--- a/PDL/Book/Piddle.pod
+++ b/PDL/Book/Piddle.pod
@@ -24,7 +24,7 @@
 
 Why bother with piddles? Why not just use normal Perl `arrays'?
 
-By Perl `arrays' we of couse mean entities like @x and @Data z which one would normally create and manipulate like this:
+By Perl `arrays' we of course mean entities like @x and @Data z which one would normally create and manipulate like this:
 
    @x = (1,2,3);
    push @x, 42;
@@ -46,7 +46,7 @@
 
 Perl lists are scattered about memory. The list data structure means consecutive numbers are not stored in a neat block of consecutive memory addresses as C and FORTRAN programmers are used to.

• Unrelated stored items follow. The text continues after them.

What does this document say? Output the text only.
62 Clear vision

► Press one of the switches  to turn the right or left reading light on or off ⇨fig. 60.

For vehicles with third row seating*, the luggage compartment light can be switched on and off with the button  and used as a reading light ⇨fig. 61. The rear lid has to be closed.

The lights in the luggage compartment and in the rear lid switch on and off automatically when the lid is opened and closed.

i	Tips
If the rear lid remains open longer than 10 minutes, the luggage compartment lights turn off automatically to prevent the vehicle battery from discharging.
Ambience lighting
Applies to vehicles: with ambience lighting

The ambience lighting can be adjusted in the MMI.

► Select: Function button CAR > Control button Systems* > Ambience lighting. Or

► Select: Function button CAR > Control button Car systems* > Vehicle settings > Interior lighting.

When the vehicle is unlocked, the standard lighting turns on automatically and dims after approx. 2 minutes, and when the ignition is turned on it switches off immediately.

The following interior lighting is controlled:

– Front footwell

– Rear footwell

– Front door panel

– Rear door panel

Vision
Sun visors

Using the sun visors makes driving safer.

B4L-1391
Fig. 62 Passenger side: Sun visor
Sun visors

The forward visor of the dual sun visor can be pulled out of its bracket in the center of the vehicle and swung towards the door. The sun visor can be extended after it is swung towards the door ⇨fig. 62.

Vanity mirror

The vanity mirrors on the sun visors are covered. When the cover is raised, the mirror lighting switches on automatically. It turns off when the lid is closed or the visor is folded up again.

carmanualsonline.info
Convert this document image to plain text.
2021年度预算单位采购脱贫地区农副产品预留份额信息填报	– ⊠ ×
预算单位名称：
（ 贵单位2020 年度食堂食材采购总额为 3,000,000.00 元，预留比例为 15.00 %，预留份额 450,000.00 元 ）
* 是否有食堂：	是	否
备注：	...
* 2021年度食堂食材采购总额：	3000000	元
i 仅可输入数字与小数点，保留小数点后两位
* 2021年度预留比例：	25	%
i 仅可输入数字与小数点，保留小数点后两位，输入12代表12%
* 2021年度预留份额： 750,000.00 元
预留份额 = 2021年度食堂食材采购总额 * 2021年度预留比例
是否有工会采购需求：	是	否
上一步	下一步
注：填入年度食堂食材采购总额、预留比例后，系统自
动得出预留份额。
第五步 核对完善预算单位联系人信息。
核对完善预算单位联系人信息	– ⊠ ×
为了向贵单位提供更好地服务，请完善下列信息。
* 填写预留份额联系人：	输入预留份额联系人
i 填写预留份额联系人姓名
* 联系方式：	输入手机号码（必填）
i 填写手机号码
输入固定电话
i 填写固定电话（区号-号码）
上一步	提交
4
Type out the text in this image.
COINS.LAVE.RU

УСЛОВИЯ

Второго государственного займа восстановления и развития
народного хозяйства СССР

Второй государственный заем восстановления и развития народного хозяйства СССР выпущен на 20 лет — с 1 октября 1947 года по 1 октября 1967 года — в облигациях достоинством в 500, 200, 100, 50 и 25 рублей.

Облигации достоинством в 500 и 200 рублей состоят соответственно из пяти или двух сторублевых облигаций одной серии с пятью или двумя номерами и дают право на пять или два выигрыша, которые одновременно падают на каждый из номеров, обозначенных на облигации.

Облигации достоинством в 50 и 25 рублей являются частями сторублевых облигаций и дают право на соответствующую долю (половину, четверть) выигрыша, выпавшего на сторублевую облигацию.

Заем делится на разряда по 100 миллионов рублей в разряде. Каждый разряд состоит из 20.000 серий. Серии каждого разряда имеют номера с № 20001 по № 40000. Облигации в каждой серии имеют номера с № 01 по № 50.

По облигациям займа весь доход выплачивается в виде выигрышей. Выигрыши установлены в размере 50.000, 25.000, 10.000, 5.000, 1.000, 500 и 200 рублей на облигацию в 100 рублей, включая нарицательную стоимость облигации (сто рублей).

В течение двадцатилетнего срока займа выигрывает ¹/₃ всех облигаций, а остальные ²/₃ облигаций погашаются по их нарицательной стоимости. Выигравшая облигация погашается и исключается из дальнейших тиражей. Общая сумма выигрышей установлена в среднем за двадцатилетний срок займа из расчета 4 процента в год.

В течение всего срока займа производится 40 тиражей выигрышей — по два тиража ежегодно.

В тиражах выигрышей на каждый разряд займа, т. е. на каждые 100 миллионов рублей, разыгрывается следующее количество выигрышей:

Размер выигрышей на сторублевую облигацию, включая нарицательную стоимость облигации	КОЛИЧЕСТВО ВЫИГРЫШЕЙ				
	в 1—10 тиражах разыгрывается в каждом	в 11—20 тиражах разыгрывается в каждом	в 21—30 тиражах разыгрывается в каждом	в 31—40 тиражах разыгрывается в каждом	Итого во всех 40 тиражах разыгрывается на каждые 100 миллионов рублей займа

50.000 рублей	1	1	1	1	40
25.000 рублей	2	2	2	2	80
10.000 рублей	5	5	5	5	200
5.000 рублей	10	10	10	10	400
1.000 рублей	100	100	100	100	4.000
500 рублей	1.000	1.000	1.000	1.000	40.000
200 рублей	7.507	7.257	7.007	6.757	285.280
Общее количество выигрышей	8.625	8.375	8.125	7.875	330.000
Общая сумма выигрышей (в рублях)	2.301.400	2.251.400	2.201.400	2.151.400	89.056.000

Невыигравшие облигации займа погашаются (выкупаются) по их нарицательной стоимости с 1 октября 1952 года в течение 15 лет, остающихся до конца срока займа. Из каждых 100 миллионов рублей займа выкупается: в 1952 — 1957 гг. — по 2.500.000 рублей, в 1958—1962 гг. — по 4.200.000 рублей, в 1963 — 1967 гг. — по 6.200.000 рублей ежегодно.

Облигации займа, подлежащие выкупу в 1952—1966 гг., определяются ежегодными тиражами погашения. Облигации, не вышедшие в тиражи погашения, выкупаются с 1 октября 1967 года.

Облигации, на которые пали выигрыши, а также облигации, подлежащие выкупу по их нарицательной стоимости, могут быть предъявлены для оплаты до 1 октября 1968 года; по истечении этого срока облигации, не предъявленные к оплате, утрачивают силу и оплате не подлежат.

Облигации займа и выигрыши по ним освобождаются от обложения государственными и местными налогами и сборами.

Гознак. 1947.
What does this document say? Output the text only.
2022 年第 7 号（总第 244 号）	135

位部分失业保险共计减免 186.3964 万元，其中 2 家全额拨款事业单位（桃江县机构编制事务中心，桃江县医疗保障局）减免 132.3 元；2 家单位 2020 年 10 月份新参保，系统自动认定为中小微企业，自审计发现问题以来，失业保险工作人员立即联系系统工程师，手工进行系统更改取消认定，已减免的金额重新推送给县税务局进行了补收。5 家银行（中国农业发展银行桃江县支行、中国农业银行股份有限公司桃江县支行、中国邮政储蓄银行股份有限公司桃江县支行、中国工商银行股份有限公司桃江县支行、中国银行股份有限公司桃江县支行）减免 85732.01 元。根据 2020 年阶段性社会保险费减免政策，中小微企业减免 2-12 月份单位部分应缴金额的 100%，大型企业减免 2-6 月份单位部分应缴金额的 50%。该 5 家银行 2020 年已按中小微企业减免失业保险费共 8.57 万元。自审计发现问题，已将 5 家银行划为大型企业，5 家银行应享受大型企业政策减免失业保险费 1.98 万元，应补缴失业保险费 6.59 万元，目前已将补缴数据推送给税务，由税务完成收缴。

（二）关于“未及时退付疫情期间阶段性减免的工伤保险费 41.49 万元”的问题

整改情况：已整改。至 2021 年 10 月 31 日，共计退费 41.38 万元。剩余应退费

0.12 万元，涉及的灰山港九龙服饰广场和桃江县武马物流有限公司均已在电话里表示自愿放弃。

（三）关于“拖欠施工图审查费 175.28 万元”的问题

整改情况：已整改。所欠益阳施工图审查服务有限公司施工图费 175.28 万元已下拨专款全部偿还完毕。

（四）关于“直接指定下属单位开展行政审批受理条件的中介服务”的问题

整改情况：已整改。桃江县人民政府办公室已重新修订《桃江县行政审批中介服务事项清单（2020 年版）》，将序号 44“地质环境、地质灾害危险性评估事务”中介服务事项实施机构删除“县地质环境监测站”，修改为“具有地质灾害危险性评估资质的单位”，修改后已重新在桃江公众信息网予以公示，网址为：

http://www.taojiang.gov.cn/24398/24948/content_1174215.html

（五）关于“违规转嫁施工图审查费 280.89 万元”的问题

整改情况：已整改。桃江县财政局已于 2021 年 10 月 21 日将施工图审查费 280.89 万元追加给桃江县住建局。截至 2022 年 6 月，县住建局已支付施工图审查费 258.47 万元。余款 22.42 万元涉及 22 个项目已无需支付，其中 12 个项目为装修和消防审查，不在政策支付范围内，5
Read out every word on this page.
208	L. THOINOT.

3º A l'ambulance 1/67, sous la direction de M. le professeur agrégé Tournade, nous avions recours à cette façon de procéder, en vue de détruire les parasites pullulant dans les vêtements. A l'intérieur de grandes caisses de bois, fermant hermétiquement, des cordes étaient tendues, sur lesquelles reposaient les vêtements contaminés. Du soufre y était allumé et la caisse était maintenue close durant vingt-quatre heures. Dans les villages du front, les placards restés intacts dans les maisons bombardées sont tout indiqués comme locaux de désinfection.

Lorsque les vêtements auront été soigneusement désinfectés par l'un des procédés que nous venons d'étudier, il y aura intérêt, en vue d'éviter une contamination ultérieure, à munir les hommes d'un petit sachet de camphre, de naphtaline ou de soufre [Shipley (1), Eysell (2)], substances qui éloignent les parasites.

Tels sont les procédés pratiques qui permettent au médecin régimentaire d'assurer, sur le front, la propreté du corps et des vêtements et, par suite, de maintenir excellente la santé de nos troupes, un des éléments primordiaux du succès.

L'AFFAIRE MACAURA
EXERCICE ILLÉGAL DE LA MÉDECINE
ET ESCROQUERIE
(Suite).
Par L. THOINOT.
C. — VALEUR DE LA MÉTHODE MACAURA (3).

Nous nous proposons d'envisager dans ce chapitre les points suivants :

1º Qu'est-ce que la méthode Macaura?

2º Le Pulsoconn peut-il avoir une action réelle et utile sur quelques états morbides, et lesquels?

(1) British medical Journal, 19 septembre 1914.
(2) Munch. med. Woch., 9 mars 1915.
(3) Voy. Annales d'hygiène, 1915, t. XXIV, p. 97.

This makes it difficult to pass the arrays to low-level C and FORTRAN routines for processing -- the numbers must be collected together -a process known as `packing' -- processed and unpacked back into lists. If you have `lists of lists' then it get's even worse.
 
-Perl lists do not support the range of datatypes that piddles do (byte arrays, integer arrays, single precision, double precision, etc.)
+Perl lists do not support the range of data types that piddles do (byte arrays, integer arrays, single precision, double precision, etc.)
 
 That is why PDL does not use Perl lists. Just to be clear from now on we'll always refer to PDL numeric data arrays as `piddles' and Perl-style number/text arrays as `lists'.